Some people supplement their diets with protein powder mixed into a smoothie or shake as an easy way to get an extra boost of the nutrient. Fortunately, there’s so much more you can do with protein powder than just adding a scoop to your blender.
“Cooking with protein powder can add a welcome boost of—you guessed it—protein,” says registered dietitian and Hummusapien blogger Alexis Joseph, RD. One popular (and easy) way she recommends cooking with protein powder is with baked goods. “Baked goods like muffins made with grain flours tend to be lower in protein, so adding a quality protein powder can give some oomph,” she says.
Choosing the right protein powder is important both in terms of taste and nutrition. “I don’t recommend using whey protein powder in recipes as results typically vary,” she says. Pea, brown rice, or hemp proteins are best in terms of not altering the taste of your recipe while providing the protein you’re looking for.
Creative protein powder recipes for every meal of the day
Leave the cheese-stuffed pizza crust to Pizza Hut while going another route: baking your protein powder right into your pizza dough. It’s an especially good idea if you’re skipping any meat toppings. The sneaky addition will make your slice extra filling and nutritious.
Let’s be honest here: pancakes as we know them are basically dessert. Not so when you add a scoop of protein powder, which will make your brunch dish energize you—and not make you want to take a nap later.
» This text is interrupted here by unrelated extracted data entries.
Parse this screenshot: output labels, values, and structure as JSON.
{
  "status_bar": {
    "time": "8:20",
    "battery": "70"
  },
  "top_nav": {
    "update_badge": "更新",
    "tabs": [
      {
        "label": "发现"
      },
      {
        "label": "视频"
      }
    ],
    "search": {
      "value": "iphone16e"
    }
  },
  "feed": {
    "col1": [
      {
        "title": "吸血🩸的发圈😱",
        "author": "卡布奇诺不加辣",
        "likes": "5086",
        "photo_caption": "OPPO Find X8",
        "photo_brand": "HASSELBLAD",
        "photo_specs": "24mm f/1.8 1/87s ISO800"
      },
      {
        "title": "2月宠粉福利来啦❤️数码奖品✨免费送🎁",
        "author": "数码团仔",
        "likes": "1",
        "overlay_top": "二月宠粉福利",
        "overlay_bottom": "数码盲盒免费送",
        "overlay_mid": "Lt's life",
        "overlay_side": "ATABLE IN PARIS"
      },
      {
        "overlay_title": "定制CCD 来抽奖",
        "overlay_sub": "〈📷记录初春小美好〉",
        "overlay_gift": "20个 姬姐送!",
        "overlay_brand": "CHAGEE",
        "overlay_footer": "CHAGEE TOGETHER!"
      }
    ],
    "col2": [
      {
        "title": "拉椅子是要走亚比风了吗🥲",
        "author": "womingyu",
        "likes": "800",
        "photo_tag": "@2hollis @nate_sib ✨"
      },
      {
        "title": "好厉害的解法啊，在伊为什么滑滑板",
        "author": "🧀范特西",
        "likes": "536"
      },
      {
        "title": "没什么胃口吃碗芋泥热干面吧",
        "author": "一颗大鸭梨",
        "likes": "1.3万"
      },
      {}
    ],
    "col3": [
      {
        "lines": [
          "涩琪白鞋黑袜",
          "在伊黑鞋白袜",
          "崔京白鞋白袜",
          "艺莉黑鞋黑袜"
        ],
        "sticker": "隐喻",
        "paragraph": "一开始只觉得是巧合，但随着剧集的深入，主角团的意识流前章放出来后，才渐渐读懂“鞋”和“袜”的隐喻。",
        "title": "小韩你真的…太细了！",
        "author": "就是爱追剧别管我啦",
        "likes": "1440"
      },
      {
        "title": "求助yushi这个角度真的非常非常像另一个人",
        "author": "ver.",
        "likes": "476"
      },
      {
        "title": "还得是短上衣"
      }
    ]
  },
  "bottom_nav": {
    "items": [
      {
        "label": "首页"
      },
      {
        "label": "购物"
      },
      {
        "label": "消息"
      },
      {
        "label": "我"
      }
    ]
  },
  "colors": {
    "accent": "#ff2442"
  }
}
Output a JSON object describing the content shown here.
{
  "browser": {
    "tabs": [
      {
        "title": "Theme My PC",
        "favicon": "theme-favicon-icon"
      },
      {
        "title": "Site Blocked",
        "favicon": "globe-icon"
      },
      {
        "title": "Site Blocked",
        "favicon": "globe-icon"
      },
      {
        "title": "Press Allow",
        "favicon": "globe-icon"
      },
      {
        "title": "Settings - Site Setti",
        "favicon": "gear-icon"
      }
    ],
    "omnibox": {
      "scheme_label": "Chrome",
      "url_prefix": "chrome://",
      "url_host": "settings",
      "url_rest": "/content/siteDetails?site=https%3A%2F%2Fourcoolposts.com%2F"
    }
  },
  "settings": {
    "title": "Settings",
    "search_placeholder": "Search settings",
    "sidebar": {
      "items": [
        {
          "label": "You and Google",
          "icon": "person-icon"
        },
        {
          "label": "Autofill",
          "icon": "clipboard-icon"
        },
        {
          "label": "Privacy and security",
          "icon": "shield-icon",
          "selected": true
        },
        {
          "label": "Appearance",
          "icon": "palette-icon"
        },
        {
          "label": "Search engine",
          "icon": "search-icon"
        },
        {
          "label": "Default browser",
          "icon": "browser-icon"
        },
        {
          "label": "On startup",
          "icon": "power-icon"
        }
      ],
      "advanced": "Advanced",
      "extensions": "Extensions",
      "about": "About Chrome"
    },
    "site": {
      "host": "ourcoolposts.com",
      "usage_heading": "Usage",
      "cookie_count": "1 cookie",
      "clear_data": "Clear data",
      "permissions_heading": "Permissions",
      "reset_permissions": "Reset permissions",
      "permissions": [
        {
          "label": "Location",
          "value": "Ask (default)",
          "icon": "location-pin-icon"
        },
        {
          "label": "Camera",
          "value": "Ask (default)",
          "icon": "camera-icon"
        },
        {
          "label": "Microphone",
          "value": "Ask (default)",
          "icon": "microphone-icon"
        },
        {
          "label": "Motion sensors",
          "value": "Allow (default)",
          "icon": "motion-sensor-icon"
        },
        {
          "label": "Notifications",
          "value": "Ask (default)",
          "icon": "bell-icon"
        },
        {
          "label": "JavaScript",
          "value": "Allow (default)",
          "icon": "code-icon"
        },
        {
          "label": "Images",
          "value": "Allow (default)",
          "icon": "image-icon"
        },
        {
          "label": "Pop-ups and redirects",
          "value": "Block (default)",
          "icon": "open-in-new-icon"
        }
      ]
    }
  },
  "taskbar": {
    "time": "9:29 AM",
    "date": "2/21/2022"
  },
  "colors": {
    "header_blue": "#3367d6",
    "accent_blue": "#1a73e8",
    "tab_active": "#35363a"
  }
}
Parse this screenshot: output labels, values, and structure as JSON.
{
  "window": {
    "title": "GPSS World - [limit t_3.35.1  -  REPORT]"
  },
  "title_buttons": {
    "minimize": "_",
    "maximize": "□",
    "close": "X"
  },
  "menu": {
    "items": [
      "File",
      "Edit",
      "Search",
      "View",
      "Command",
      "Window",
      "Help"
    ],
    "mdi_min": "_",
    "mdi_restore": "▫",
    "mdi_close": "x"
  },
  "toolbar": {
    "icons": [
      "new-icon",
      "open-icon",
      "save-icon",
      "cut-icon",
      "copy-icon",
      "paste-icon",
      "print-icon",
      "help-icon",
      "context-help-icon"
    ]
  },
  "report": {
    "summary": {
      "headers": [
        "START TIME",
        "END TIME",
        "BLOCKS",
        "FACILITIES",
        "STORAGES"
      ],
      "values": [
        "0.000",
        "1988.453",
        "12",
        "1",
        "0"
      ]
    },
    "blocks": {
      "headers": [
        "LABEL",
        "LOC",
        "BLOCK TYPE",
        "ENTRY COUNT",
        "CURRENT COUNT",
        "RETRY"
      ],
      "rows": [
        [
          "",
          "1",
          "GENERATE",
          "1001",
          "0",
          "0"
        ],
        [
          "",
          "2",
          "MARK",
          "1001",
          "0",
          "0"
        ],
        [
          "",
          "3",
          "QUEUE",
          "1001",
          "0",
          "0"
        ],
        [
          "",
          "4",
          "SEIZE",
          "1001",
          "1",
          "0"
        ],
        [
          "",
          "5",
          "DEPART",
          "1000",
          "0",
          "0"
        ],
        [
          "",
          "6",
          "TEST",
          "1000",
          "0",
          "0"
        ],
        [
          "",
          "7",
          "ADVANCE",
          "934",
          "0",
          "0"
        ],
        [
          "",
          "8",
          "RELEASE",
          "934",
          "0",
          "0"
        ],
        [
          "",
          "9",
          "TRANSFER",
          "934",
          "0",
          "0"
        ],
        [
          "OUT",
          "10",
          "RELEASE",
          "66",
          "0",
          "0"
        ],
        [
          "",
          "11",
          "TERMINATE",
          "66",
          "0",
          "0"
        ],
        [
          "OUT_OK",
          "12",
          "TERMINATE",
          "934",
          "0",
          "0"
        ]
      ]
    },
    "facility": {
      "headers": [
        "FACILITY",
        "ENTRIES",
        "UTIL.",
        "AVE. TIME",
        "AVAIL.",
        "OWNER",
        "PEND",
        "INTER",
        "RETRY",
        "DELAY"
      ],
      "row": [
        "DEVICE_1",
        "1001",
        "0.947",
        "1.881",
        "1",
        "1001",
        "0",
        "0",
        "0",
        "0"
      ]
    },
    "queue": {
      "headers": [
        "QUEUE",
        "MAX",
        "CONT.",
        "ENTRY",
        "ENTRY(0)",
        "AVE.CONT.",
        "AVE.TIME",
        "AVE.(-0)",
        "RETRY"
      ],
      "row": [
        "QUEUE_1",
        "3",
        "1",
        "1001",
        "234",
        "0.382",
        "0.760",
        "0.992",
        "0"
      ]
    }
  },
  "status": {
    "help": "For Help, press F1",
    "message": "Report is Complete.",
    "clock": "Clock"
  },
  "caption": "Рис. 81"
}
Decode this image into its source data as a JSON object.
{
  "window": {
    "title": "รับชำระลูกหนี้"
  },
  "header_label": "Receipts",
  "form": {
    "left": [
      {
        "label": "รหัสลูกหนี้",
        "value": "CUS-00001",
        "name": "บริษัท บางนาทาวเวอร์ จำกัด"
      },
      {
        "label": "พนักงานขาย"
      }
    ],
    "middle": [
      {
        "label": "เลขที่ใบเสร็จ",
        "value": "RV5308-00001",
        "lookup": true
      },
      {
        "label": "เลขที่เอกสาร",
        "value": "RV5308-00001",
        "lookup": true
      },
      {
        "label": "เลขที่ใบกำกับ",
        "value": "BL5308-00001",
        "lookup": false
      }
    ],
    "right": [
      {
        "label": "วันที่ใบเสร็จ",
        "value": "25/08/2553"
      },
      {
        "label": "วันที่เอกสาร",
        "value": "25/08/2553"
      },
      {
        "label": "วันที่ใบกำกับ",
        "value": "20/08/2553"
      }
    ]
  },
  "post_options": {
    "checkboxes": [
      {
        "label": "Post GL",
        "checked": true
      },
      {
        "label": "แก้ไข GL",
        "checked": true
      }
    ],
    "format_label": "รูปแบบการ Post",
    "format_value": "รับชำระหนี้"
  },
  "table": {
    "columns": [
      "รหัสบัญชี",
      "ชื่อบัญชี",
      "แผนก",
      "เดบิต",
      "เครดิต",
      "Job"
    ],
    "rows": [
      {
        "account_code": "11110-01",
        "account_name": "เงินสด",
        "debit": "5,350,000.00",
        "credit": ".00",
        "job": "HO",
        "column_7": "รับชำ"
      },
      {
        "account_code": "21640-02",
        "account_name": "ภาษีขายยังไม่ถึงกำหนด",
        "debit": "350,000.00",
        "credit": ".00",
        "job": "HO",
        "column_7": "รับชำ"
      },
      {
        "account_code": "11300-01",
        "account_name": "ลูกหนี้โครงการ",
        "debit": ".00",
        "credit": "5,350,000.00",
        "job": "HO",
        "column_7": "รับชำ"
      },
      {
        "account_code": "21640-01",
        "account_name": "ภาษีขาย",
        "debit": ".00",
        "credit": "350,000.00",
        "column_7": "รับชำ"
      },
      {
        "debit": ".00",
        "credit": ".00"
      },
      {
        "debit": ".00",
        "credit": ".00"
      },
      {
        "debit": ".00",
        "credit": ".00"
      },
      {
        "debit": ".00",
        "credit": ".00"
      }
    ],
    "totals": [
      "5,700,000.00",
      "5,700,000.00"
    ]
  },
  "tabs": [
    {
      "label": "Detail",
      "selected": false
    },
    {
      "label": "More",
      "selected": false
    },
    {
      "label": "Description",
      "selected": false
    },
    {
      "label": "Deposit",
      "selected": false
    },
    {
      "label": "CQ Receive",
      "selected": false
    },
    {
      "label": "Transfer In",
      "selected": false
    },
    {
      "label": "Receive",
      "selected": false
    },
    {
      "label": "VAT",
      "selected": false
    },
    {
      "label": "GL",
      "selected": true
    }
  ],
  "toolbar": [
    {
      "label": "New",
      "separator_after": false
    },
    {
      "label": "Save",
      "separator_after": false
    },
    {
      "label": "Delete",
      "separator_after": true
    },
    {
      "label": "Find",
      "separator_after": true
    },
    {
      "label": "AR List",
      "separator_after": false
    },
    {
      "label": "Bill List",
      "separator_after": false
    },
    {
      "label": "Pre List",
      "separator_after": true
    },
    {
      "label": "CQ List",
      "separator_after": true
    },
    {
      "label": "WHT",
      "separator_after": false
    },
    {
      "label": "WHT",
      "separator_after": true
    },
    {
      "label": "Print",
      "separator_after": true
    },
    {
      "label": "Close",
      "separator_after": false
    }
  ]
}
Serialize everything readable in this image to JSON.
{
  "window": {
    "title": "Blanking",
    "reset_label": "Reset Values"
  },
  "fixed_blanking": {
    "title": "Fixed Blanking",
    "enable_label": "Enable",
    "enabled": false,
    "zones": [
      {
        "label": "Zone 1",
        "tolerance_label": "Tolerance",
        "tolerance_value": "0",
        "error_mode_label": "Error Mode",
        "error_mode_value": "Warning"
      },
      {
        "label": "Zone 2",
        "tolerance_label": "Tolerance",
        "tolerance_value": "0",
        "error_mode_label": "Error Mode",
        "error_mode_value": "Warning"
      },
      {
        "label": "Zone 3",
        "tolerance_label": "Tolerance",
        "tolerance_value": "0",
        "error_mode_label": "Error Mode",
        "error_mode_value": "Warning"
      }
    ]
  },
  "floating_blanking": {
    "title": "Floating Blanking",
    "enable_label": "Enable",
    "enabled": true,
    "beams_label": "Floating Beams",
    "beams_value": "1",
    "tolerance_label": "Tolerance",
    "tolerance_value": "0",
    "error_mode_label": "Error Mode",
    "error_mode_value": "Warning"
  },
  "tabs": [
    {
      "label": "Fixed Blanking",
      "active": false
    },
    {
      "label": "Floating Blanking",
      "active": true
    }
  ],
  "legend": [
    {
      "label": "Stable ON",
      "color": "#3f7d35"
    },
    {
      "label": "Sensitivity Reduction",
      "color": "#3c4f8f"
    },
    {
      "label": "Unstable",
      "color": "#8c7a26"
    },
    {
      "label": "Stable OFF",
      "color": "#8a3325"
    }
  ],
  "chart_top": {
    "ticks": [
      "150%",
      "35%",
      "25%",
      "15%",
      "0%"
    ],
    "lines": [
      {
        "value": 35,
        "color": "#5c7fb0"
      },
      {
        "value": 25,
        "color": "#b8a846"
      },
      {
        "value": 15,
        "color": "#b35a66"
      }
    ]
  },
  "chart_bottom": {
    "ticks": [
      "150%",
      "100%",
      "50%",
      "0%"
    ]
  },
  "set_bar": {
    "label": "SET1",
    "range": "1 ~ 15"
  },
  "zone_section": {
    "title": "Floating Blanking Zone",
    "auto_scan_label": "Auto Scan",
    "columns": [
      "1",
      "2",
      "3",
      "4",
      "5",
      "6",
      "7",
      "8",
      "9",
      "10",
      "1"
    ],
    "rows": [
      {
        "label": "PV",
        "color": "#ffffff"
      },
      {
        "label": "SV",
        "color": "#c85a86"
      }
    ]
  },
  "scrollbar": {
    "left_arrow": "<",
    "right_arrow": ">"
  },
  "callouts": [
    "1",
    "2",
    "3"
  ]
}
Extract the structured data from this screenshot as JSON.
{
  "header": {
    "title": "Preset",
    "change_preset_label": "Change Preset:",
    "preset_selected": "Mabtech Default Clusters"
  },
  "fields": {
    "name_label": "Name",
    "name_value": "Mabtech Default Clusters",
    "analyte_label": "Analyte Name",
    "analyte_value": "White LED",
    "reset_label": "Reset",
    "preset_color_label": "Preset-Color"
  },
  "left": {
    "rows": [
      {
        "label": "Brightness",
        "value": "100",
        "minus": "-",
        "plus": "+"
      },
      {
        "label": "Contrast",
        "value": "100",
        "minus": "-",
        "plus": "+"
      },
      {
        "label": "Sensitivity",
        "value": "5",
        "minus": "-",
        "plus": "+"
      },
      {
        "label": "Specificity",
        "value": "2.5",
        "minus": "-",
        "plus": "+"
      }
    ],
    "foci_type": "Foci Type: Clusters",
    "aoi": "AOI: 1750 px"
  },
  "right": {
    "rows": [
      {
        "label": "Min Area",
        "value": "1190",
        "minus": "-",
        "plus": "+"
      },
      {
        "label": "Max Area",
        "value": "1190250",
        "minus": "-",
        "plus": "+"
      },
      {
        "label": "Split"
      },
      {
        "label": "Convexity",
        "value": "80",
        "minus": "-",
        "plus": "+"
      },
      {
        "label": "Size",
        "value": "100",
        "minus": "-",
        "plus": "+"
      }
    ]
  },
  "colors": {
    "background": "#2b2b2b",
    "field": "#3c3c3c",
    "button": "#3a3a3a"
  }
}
The eggs in this recipe also give great protein, too.
As if figuring out how to make a protein-based ice cream wasn’t impressive enough, this recipe is also plant-based. All you need is bananas, almond milk, cocoa powder, and your protein powder. (Pro tip: Using a chocolate protein powder will taste the yummiest.)
If you’re looking for a high-protein snack that you can stash in your gym bag or keep at your desk at work, this is it. Made with almond flour, protein powder, olive oil, baking powder, and xanthan gum, these crackers are perfect for when you need a little boost mid-day. Up the protein factor even more by adding a wedge of cheese.
Not only can you actually eat this cookie dough raw without risking your health (there’s no raw eggs, don’t worry), the protein powder blends right in. Made with coconut flour, applesauce, almond milk, butter, chocolate chips, and the protein powder, it’s slightly sweet (but not too sweet), it will boost your energy levels and definitely your mood, too.